By navigating the conditional redirect, hackers are able to increase their success ability. Typically, the default security levels will look at a redirect and if the first one is clean, let it pass. (This happened in this attack).
This is where the power of a comprehensive security solution comes into play. With a comprehensive security solution, multiple layers can work to prevent these attacks.
In this example, an email security solution can block it by looking at suspicious behavior such as first-time sender, text analysis, and more. Browser security can block it by inspecting the site and mimicking any actions. Mobile phone security may block it when actually scanning the QR code. Anti-malware can simulate the file and figure out what will happen. Post-delivery security can constantly look for new information, constantly scanning and parsing the URL.

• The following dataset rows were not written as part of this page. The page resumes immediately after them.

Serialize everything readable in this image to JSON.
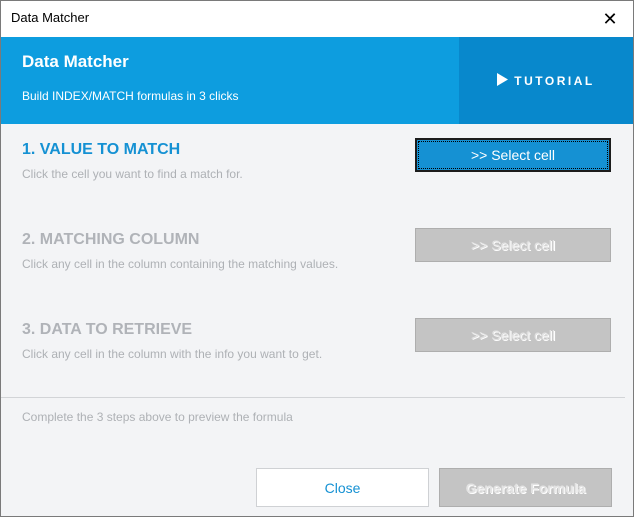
{
  "window": {
    "title": "Data Matcher",
    "close_glyph": "✕"
  },
  "banner": {
    "heading": "Data Matcher",
    "subtitle": "Build INDEX/MATCH formulas in 3 clicks",
    "tutorial_label": "TUTORIAL",
    "tutorial_icon": "play-icon",
    "colors": {
      "background": "#0d9ddf",
      "tutorial_background": "#0888cc"
    }
  },
  "steps": [
    {
      "title": "1. VALUE TO MATCH",
      "description": "Click the cell you want to find a match for.",
      "button_label": ">> Select cell",
      "state": "active"
    },
    {
      "title": "2. MATCHING COLUMN",
      "description": "Click any cell in the column containing the matching values.",
      "button_label": ">> Select cell",
      "state": "disabled"
    },
    {
      "title": "3. DATA TO RETRIEVE",
      "description": "Click any cell in the column with the info you want to get.",
      "button_label": ">> Select cell",
      "state": "disabled"
    }
  ],
  "preview_text": "Complete the 3 steps above to preview the formula",
  "footer": {
    "close_label": "Close",
    "generate_label": "Generate Formula"
  },
  "colors": {
    "accent": "#1591d3",
    "disabled": "#c4c4c4"
  }
}
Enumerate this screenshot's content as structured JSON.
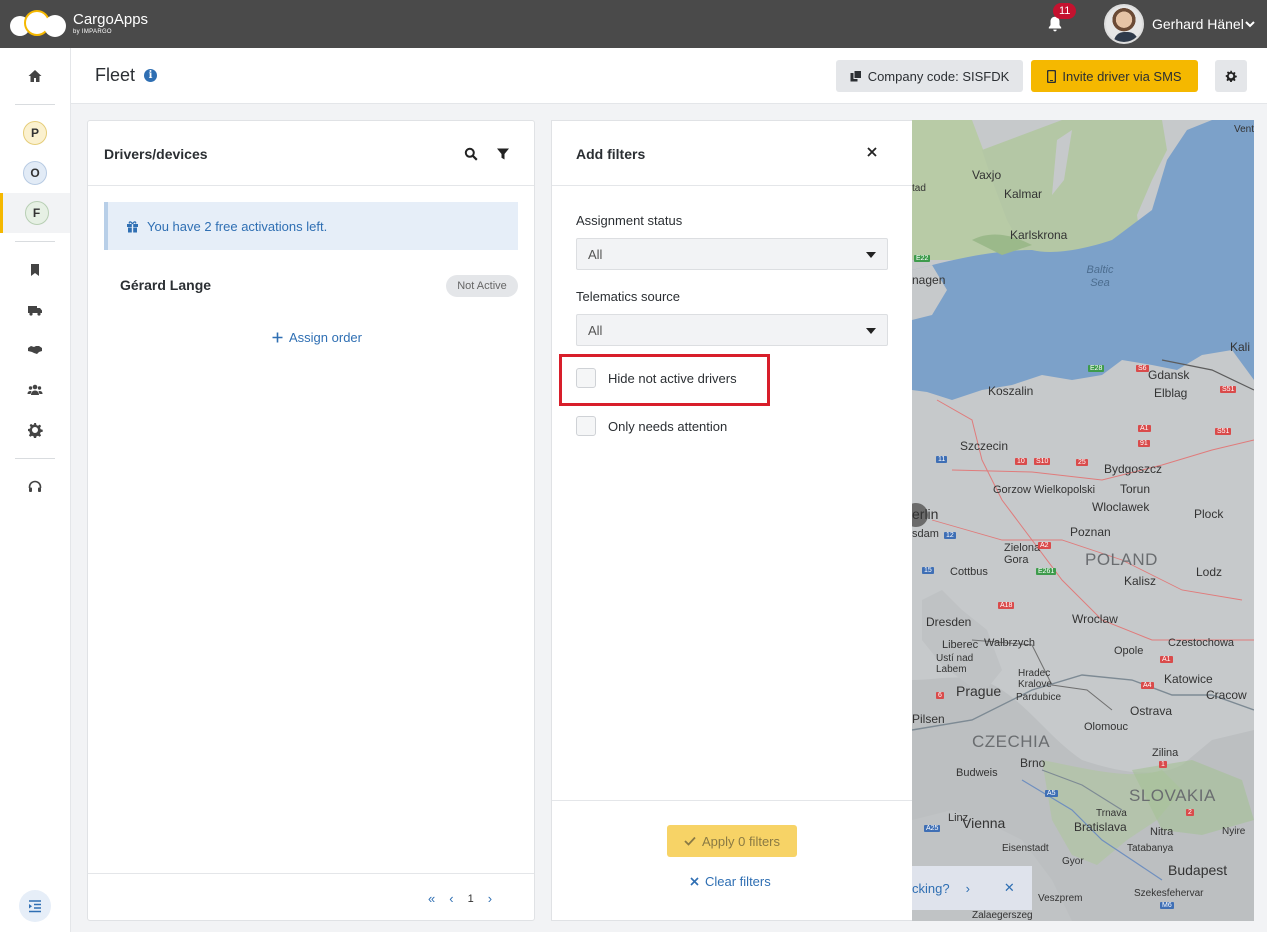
{
  "topbar": {
    "app_name": "CargoApps",
    "app_sub": "by IMPARGO",
    "notification_count": "11",
    "user_name": "Gerhard Hänel"
  },
  "sidebar": {
    "items": [
      {
        "name": "home",
        "icon": "home-icon"
      },
      {
        "name": "P",
        "label": "P",
        "color": "#f5e9c0"
      },
      {
        "name": "O",
        "label": "O",
        "color": "#dde8f3"
      },
      {
        "name": "F",
        "label": "F",
        "color": "#e3efe2"
      },
      {
        "name": "orders",
        "icon": "bookmark-icon"
      },
      {
        "name": "fleet",
        "icon": "truck-icon"
      },
      {
        "name": "partners",
        "icon": "handshake-icon"
      },
      {
        "name": "team",
        "icon": "users-icon"
      },
      {
        "name": "settings",
        "icon": "gear-icon"
      },
      {
        "name": "support",
        "icon": "headset-icon"
      }
    ]
  },
  "header": {
    "title": "Fleet",
    "company_code_label": "Company code: SISFDK",
    "invite_label": "Invite driver via SMS"
  },
  "drivers": {
    "title": "Drivers/devices",
    "notice": "You have 2 free activations left.",
    "driver_name": "Gérard Lange",
    "driver_status": "Not Active",
    "assign_label": "Assign order",
    "page": "1"
  },
  "filters": {
    "title": "Add filters",
    "assignment_label": "Assignment status",
    "assignment_value": "All",
    "telematics_label": "Telematics source",
    "telematics_value": "All",
    "hide_inactive_label": "Hide not active drivers",
    "attention_label": "Only needs attention",
    "apply_label": "Apply 0 filters",
    "clear_label": "Clear filters"
  },
  "map": {
    "cities": [
      "Vaxjo",
      "Kalmar",
      "Karlskrona",
      "nagen",
      "Koszalin",
      "Gdansk",
      "Elblag",
      "Szczecin",
      "Bydgoszcz",
      "Gorzow Wielkopolski",
      "Torun",
      "Wloclawek",
      "Plock",
      "erlin",
      "sdam",
      "Poznan",
      "Zielona Gora",
      "Cottbus",
      "Kalisz",
      "Lodz",
      "Dresden",
      "Wroclaw",
      "Liberec",
      "Walbrzych",
      "Ustí nad Labem",
      "Opole",
      "Czestochowa",
      "Hradec Kralove",
      "Pardubice",
      "Prague",
      "Katowice",
      "Cracow",
      "Ostrava",
      "Pilsen",
      "Olomouc",
      "Brno",
      "Budweis",
      "Zilina",
      "Linz",
      "Vienna",
      "Bratislava",
      "Trnava",
      "Nitra",
      "Eisenstadt",
      "Budapest",
      "Gyor",
      "Szekesfehervar",
      "Veszprem",
      "Zalaegerszeg",
      "Tatabanya",
      "Kali",
      "Vent",
      "tad",
      "Nyire"
    ],
    "countries": [
      "POLAND",
      "CZECHIA",
      "SLOVAKIA"
    ],
    "sea": "Baltic Sea",
    "toast_text": "cking?"
  }
}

These attacks are hard to stop because they compromise so many different layers. But having all the levels increases the ability to stop the attack.
Best Practices: Guidelines and Recommendations
To protect against these attacks, security professionals can do the following:
- Implement security that uses artificial intelligence to examine multiple phishing indicators
- Implement security with the ability to decode QR code attacks
- Implement security with multiple levels of protection.